Little Brother: A Review

Little Brother by Cory DoctorowI don’t know what I was expecting when I opened Little Brother (2008) by Cory Doctorow. What I do know is that those expectations were largely colored by Doctorow’s appearances in various web-comic-strips on XKCD as a red cape wearing blogger who flies around in a hot air balloon.

Anyway, Marcus Yallow is a senior in San Francisco in the near future. He goes to Cesar Chavez High School which makes him one of the most surveilled people in the world.

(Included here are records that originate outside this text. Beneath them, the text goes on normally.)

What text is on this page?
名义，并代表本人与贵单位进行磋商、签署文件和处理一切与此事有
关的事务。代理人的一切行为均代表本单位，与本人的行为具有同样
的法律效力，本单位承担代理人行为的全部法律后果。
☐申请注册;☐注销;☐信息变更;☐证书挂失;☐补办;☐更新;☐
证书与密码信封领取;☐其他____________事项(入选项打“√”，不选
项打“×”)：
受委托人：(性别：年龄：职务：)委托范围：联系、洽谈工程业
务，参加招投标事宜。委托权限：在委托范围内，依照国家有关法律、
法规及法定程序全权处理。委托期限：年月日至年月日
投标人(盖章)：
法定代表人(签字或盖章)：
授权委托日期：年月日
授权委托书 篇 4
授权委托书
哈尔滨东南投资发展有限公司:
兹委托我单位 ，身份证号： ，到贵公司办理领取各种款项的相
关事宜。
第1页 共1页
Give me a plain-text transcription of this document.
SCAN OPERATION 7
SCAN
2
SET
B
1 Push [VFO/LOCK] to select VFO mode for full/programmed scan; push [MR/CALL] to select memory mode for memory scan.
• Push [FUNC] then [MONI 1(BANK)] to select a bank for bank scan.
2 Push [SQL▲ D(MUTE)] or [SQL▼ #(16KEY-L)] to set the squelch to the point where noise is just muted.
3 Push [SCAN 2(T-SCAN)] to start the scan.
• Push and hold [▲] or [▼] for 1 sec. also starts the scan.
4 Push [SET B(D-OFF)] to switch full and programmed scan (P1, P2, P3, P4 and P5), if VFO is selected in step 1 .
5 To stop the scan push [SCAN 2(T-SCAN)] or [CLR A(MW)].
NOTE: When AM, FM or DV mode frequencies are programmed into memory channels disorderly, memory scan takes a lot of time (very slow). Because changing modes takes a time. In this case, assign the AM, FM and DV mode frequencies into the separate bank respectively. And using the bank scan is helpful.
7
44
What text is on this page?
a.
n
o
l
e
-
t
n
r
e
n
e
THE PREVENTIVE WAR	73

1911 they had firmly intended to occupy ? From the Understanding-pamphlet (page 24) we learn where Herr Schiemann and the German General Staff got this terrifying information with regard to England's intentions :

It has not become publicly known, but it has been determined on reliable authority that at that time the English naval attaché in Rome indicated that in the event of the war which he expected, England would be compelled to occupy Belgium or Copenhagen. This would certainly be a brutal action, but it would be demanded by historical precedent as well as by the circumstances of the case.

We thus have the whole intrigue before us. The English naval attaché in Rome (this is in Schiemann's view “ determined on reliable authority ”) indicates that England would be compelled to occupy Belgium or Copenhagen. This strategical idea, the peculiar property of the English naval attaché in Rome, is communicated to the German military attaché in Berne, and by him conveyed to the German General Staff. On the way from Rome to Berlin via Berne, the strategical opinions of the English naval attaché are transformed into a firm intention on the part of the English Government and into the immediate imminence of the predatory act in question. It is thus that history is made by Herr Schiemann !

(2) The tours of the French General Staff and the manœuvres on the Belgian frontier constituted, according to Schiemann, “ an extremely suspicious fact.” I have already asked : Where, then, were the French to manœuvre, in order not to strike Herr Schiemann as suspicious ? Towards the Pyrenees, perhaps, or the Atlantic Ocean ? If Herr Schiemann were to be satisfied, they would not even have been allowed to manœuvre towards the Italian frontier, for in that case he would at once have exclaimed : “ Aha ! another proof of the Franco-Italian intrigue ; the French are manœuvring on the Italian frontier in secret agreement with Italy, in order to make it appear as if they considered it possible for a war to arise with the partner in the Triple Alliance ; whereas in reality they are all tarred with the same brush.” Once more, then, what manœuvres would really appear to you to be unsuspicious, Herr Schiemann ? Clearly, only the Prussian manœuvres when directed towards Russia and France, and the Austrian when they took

There’s a terrorist attack, he’s held captive in a Guantanamo Bay-esque prison, he’s released and then he decides to use his hacker skillz to get even and reclaim his city from the sinister clutches of Homeland Security.

And as action-packed as that sounds, the book never became more than a mildly interesting bit of tedious reading for me.

I’m fairly tech savvy, and I do worry about privacy and the like, but after finishing Little Brother the only piece of tech-related advice I retained from the story was that crypto is really awesome. Doctorow tries to embed useful information into the story, but it is either too basic to be interesting or too specialized and esoteric to make sense.

I’m not a teenager and I come from a liberal household and I was living in Greenwich Village during 9/11. I found it irritating that Doctorow’s character’s seemed to operate in a very binary way. Young people (for the most part) opposed the Department of Homeland Security while older people (for the most part) blithely accepted martial law. Really?

Finally, the real reason I disliked this book is that it just was not well put together. With all due respect to the importance of this novel’s subject matter, the writing was far from impressing. The descriptions of technology were almost always too long (and often too technical) to be seamlessly integrated into a novel.

The novel’s continuity verged on non-existent. For instance, Marcus makes a point of mentioning in the early pages that he is wearing boots for easy removal at metal detectors. Yet when he is released he receives his sneakers back with clean clothes. The core of the story–about Marcus’ missing friend–is left hanging for vast spans of the plot. Doctorow is at pains to create a core group for Marcus only to have them all removed from the story by the halfway point and then haphazardly mentioned in a rushed ending.

Marcus was also a bit annoying as a narrator–particularly when in the company of his girlfriend. Realistic depictions of teens aside, I was hoping for a bit more from characters (teen or otherwise) in a novel which is grounded in such extraordinary circumstances.

Also, and this isn’t really the book’s fault, but I truly disliked the cover.